Godard, casi el inventor de las películas modernas, es uno de los pocos cineastas a los que se puede llamar el dios del cine. Como crítico, se sabe que he sido menos impaciente con él que la mayoría de los otros críticos, lo que probablemente tenga algo que ver con el hecho de que llegué demasiado tarde para experimentar el poder cognitivo de sus películas. La primera película de Godard que vi fue “One Plus One”, que filmé en una asociación cinematográfica universitaria en los años 70 cuando tenía 13 años. Nunca había oído hablar del director ni era fanático de las películas. Pero mis dos amigos y yo estábamos emocionados de ver el documental sobre los Rolling Stones, que, en parte, es lo que era. La película incluso se llamó “Sympathy for the Devil” (el distribuidor le cambió el nombre). Entonces vimos una película que mostraba a los Stones, en el estudio de grabación, componiendo esa canción, y fue cautivador. Es una de las mejores películas jamás realizadas sobre el proceso artístico.

Pero esas escenas se alternaron con gráficos teatrales grotescos, en particular la secuencia surrealista extendida donde los revolucionarios negros, junto a una pila de autos no deseados, almacenaban armas mientras hablaban de la rebelión que se avecinaba. Incluso mi inconsciente adolescente pudo ver que la película también glorificaba y se burlaba de estos revolucionarios. Estaba intrigado, pero también confundido. La ironía es que a medida que crecía y me convertía en un cinéfilo, a menudo tenía más o menos la misma reacción ante las películas de Godard, incluso ante algunos de los clásicos. Me sentí aturdido y confundido al mismo tiempo. No creo que esté solo.

Se convirtió en una norma decir de Godard que sus películas desde “Breathless” hasta “Weekend” -su contraparte “temprana y divertida” de Woody Allen- sumaban una de las mejores interpretaciones en la historia del cine, pero luego tenía un sentido marxista/ El corte estructuralista con todo (un cisma que la cruda película biográfica de 2017 Goddard Mon Amour asume de manera divertida es una crisis de carácter narcisista del desvanecimiento del elitismo), momento en el que se volvió aceptable incluso para los fanáticos del cine de alta gama decir que su trabajo se había vuelto impenetrable.

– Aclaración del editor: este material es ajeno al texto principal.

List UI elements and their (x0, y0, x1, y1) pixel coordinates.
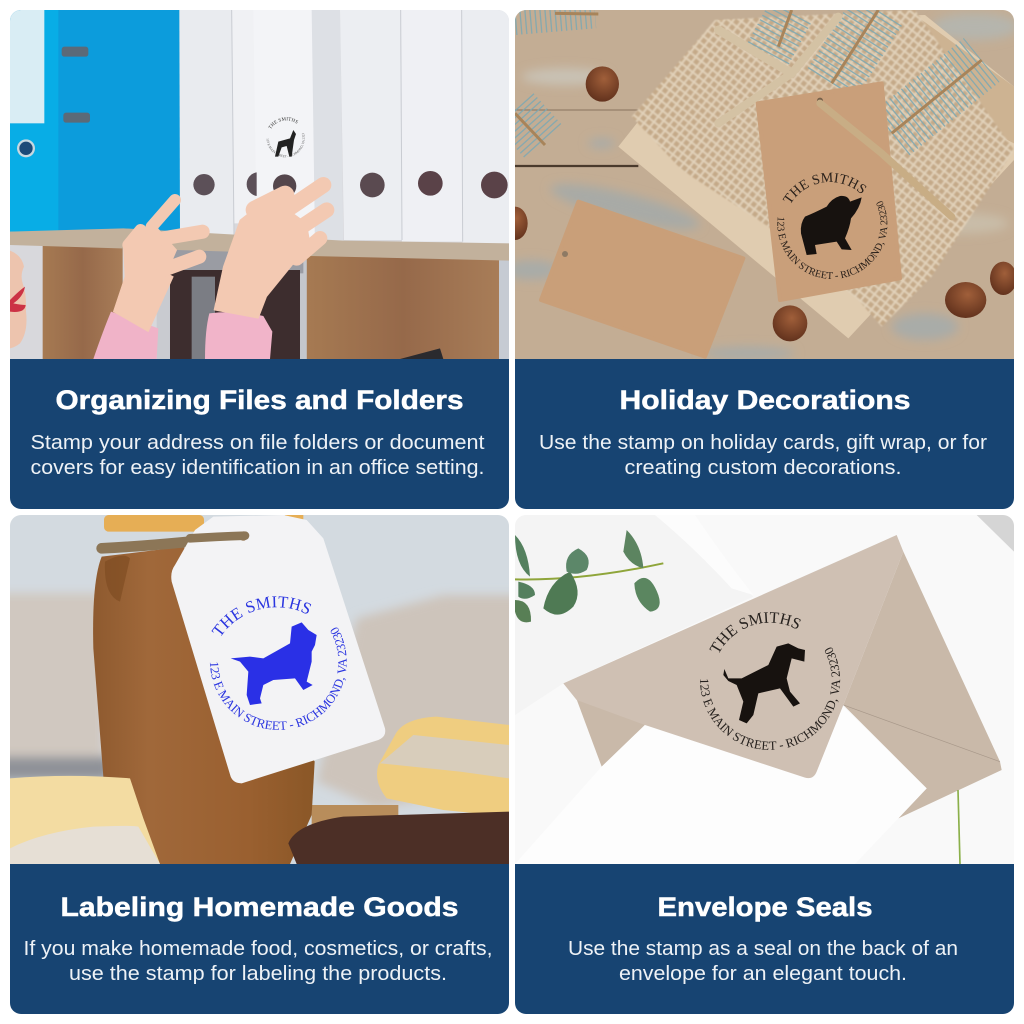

Luego regresó, en 1980, con la gozosa aceptación de “sálvese quien pueda”. Pero esto era una anomalía. En adelante, el cine de Godard ha recaído mucho en el ascetismo cerebral, plasmado en su video acción de 1994 “JLG/JLG”. Sin embargo, su última película que vi y sobre la que escribí, “The Image Book” (2018), se asemeja al apocalipsis posmoderno en MTV que transmite, con alarmante horror, el pavor de nuestro tiempo.

Con el tiempo, traté de cambiar el equilibrio en mi relación de amor y odio con Godard ampliando la comprensión. Regresaba y volvía a ver sus películas, que a veces no funcionaban (“La Chinoise” era más agotadora y confusa) y a veces sí (me enamoré de “Vivre Sa Vie” y esporádicamente poseí “Tout Va Bien”, la película de 1972 que dirigió con Jane Fonda e Yves Montand). Todo esto se planteó porque creo que estaba en la naturaleza de Godard convertirse en un desintegrador de almas muertas, alguien con una mente láser que podía cortar cualquier cosa, incluso cómo los poderes conspiraban para convertir la vida misma en el opio de las masas. Y así llegó a ver los placeres de las películas (historia, romance y a huir) como un opio para las masas. Tal vez tenía razón. Su negativa a escapar lo hizo intimidante hasta el final, y eso es parte del legado de Godard. Sin embargo, antes de que esto se convirtiera en una reprimenda visual, Jean-Luc Godard fue alguien que vio el acto de la industria del cine como una salvación. Esto es lo que se siente al ver sus mejores películas: están tan vivas como el mundo que las rodea. Y que el cine no debe ser menos.